Now you have suffered as I have suffered. :)
The feral kittens needed names for record-keeping purposes. I said we hadn't named them and suggested "Feral #1", "Feral #2", et cetera. The intake technician had a moral objection to that, and started naming them after the Beatles (the fluffy mellow white one was Ringo). For some reason, while I was perfectly happy for them to be "Feral #4" I didn't like the Beatles idea.
So now, at least on paper, they are multi-fandom wizard kitties. The sweet fluffy white one is Gandalf, the evil grey demon-kitty (who bit my thumbnail so hard this morning that blood is pooling underneath it, is that even a possible thing?) is now Voldemort, the shy grey runt is Dumbledore, and the grey kitten of no particular personality is Sauron, but I should have written down Radagast, The Wizard-Kitty Not Even Appearing In This Book. I don't think they'll be able to tell the grey kittens apart once they are sedated (and not trying to Bite The World And Every Good Thing That Is In It) anyway.

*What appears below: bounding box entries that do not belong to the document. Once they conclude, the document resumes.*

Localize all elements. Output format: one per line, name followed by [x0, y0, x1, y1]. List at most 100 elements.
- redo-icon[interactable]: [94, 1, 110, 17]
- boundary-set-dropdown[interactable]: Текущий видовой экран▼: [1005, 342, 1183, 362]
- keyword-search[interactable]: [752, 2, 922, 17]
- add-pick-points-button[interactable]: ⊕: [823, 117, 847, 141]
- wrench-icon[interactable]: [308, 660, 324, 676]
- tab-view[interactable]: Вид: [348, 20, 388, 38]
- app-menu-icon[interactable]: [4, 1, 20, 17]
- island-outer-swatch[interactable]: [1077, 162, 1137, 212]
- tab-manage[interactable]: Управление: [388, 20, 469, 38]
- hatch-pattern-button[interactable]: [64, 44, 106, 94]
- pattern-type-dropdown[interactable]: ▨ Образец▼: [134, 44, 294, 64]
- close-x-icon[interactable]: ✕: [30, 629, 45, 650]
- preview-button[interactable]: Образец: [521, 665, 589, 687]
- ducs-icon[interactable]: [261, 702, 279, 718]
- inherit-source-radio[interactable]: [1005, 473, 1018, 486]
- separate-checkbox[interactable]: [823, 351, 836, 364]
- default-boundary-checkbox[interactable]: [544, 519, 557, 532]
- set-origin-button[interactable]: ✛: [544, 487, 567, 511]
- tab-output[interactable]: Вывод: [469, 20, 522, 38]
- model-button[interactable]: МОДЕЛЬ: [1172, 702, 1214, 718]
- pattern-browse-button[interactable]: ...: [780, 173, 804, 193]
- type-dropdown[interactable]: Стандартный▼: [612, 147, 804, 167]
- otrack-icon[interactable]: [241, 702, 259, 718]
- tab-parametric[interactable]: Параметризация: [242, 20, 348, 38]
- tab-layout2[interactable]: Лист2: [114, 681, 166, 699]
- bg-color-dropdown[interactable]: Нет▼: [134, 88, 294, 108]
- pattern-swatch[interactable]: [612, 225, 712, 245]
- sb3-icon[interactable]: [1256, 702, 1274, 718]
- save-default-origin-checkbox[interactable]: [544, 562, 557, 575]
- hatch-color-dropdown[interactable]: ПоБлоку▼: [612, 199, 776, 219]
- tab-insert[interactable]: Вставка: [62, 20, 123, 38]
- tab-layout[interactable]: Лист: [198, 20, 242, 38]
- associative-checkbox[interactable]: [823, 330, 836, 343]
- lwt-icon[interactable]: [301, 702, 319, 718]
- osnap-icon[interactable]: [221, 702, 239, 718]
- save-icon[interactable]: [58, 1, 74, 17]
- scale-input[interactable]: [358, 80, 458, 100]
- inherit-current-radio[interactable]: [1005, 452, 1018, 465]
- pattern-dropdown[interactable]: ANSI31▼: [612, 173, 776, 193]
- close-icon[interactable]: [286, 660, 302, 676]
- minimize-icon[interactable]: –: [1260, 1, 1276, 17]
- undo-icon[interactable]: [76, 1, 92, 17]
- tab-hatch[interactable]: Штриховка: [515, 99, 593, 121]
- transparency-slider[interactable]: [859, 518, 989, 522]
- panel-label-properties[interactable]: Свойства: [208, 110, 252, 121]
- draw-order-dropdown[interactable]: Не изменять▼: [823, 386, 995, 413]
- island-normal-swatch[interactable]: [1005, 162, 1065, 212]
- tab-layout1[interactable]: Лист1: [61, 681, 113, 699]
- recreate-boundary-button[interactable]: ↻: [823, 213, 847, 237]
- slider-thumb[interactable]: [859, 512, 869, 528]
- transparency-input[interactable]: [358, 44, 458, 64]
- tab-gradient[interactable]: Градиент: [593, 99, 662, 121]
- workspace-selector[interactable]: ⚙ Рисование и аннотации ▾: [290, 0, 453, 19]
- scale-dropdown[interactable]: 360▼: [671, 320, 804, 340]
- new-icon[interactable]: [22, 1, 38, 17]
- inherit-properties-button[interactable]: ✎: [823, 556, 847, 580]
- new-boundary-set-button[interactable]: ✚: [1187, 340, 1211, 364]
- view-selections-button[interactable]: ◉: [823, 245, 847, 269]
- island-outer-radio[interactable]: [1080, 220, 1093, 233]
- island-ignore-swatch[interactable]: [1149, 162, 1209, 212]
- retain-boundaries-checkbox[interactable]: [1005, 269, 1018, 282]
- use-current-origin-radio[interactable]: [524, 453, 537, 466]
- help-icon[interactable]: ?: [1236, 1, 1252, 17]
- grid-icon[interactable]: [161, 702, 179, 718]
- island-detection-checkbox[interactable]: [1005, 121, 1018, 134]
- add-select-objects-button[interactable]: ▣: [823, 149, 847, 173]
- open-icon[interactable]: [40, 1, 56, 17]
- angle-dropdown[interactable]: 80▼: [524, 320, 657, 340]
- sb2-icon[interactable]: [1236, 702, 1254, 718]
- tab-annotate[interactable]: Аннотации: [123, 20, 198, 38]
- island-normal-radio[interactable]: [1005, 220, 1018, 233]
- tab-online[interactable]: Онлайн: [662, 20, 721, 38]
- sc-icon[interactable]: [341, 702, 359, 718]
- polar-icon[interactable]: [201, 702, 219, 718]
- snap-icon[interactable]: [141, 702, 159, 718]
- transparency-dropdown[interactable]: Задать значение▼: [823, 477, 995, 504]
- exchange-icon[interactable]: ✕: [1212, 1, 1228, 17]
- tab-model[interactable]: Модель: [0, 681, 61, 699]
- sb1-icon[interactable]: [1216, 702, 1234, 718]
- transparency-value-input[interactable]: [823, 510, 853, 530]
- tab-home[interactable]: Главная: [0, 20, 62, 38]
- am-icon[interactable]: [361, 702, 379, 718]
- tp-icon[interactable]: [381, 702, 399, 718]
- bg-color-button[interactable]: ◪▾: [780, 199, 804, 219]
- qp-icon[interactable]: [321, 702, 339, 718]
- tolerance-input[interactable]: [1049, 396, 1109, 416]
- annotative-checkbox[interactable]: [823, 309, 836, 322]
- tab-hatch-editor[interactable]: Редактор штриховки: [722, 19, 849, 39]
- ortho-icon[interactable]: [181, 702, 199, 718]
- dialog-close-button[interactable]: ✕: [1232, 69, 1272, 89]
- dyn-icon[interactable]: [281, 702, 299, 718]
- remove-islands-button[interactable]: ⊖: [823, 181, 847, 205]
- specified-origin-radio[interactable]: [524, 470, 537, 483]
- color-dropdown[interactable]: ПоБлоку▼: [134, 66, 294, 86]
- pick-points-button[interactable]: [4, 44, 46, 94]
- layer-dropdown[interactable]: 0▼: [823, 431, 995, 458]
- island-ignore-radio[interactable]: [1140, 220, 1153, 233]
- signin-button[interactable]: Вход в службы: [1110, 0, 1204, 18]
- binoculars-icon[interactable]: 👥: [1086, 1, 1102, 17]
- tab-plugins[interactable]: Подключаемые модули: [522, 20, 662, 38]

I am going to experiment with more frequent inane posts. Tremble before me!
Also, I don't think I've ever recommended a fanfic before, but I grow bored with all my existing depravities and wish to commit a new one. You should read this awesome fanfic about Anthony Bourdain In Narnia if you are familiar with the source materials; the writer very convincingly apes Bourdain's voice. Marsh-wiggle cuisine! Metaphors involving lines of coke! You need nothing more from fanfic: read it and sin no more.
I’m crammed into a burrow so small that my knees are up around my ears and the boom mike keeps slamming into my head, inhaling the potent scent of toffee-apple brandy and trying to drink a talking mouse under the table. But is it really the boom mike that’s making my head pound? I know for sure that my camera man doesn’t usually have two heads. I have to face facts. The mouse is winning.